The Devouring is a large map in VRC that uses occlusion culling to squeeze the most performance out of Unity. Here is some advice from its developers.

  • Don't forget, occlusion is calculated using Opaque mesh renderers as occluders. Transparent materials will not occlude. Complex edges are bad.

  • If you want to optimize your bake for a large and complex world, especially one with "zones", add big occluder cubes between areas that should not be mutually visible. Make these EditorOnly.

  • One fun way to do occlusion is to not make any of your actual meshes occluder static, but only make occluders out of cubes, and use one obnoxious material for all these occluders (and set those objects to EditorOnly). This avoids issues that the occlusion baking has with more complicated geometry.

     

    image-1643384385653.png
    The occlusion prefabs used in The Devouring. Take note that they are behind the walls.

     

    If those objects are visually distracting in your scene, change the shader on the material to an "invisible" shader as a way to switch off your occluders while working. (Remember to switch it back to an opaque shader for baking.)

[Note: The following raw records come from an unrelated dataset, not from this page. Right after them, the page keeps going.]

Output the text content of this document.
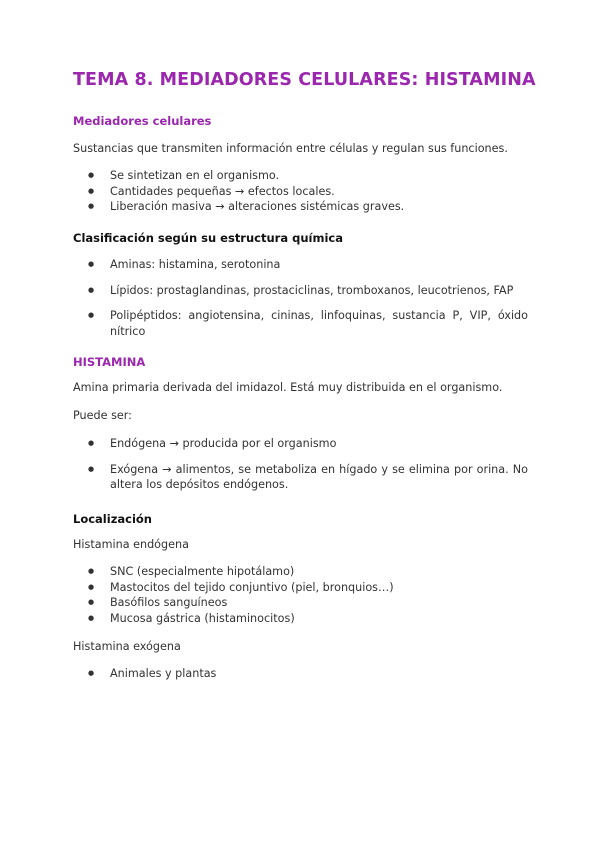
TEMA 8. MEDIADORES CELULARES: HISTAMINA
Mediadores celulares

Sustancias que transmiten información entre células y regulan sus funciones.

● Se sintetizan en el organismo.
● Cantidades pequeñas → efectos locales.
● Liberación masiva → alteraciones sistémicas graves.
Clasificación según su estructura química
● Aminas: histamina, serotonina
● Lípidos: prostaglandinas, prostaciclinas, tromboxanos, leucotrienos, FAP
● Polipéptidos: angiotensina, cininas, linfoquinas, sustancia P, VIP, óxido nítrico
HISTAMINA

Amina primaria derivada del imidazol. Está muy distribuida en el organismo.

Puede ser:

● Endógena → producida por el organismo
● Exógena → alimentos, se metaboliza en hígado y se elimina por orina. No altera los depósitos endógenos.
Localización

Histamina endógena

● SNC (especialmente hipotálamo)
● Mastocitos del tejido conjuntivo (piel, bronquios…)
● Basófilos sanguíneos
● Mucosa gástrica (histaminocitos)

Histamina exógena

● Animales y plantas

    In this case, they are just behind the wall, and same width. For the decorative pillars, they would be inside — for example, if you have a little jog/indentation in a pillar or wall, you don't want to have blinks when you look just at that area. In general, make your fake occluders a little smaller than exposed edges.

    If you can see pink on the inside of your scene, you know you have a place where you might get false positive occlusion. If you don't see pink on the outside, you know that's a gap in your occlusion.

     

  • The Devouring was made of modular assets. All the walls had occluder boxes in them as part of the prefab, which simplified the occluder setup, baking, and eliminated a lot of occlusion errors. You could also see them as pink walls in the scene and fairly easily visualize where they were working. This was combined with giant occluders in a separate GameObject, enabled only for baking.

  • Occlusion areas are great for large maps in chunks, but beware that in 2018 you will sometimes get "blinks" in VR when passing between areas. Very frustrating, but we could find no way around it.

  • Unity 2018 is very frustrating to work with when occlusion is baked, as it hides things from you in the editor. Change your bake settings to something less defined while working to make it easy to clear and rebake quickly. Do a more detailed bake once you are ready to optimize.

  • Think about occlusion when designing worlds. If you don't need an open space, throw a wall there. Add corners and zigzags into hallways to occlude the other side. Block up big open views if they're not showing things off. Try to keep the player from seeing too much at one time — this is especially true for party instances, when occluding players is one of the biggest performance boosts you can make.

    image-1643384451136.png
    An example from The Devouring of occluding corridors.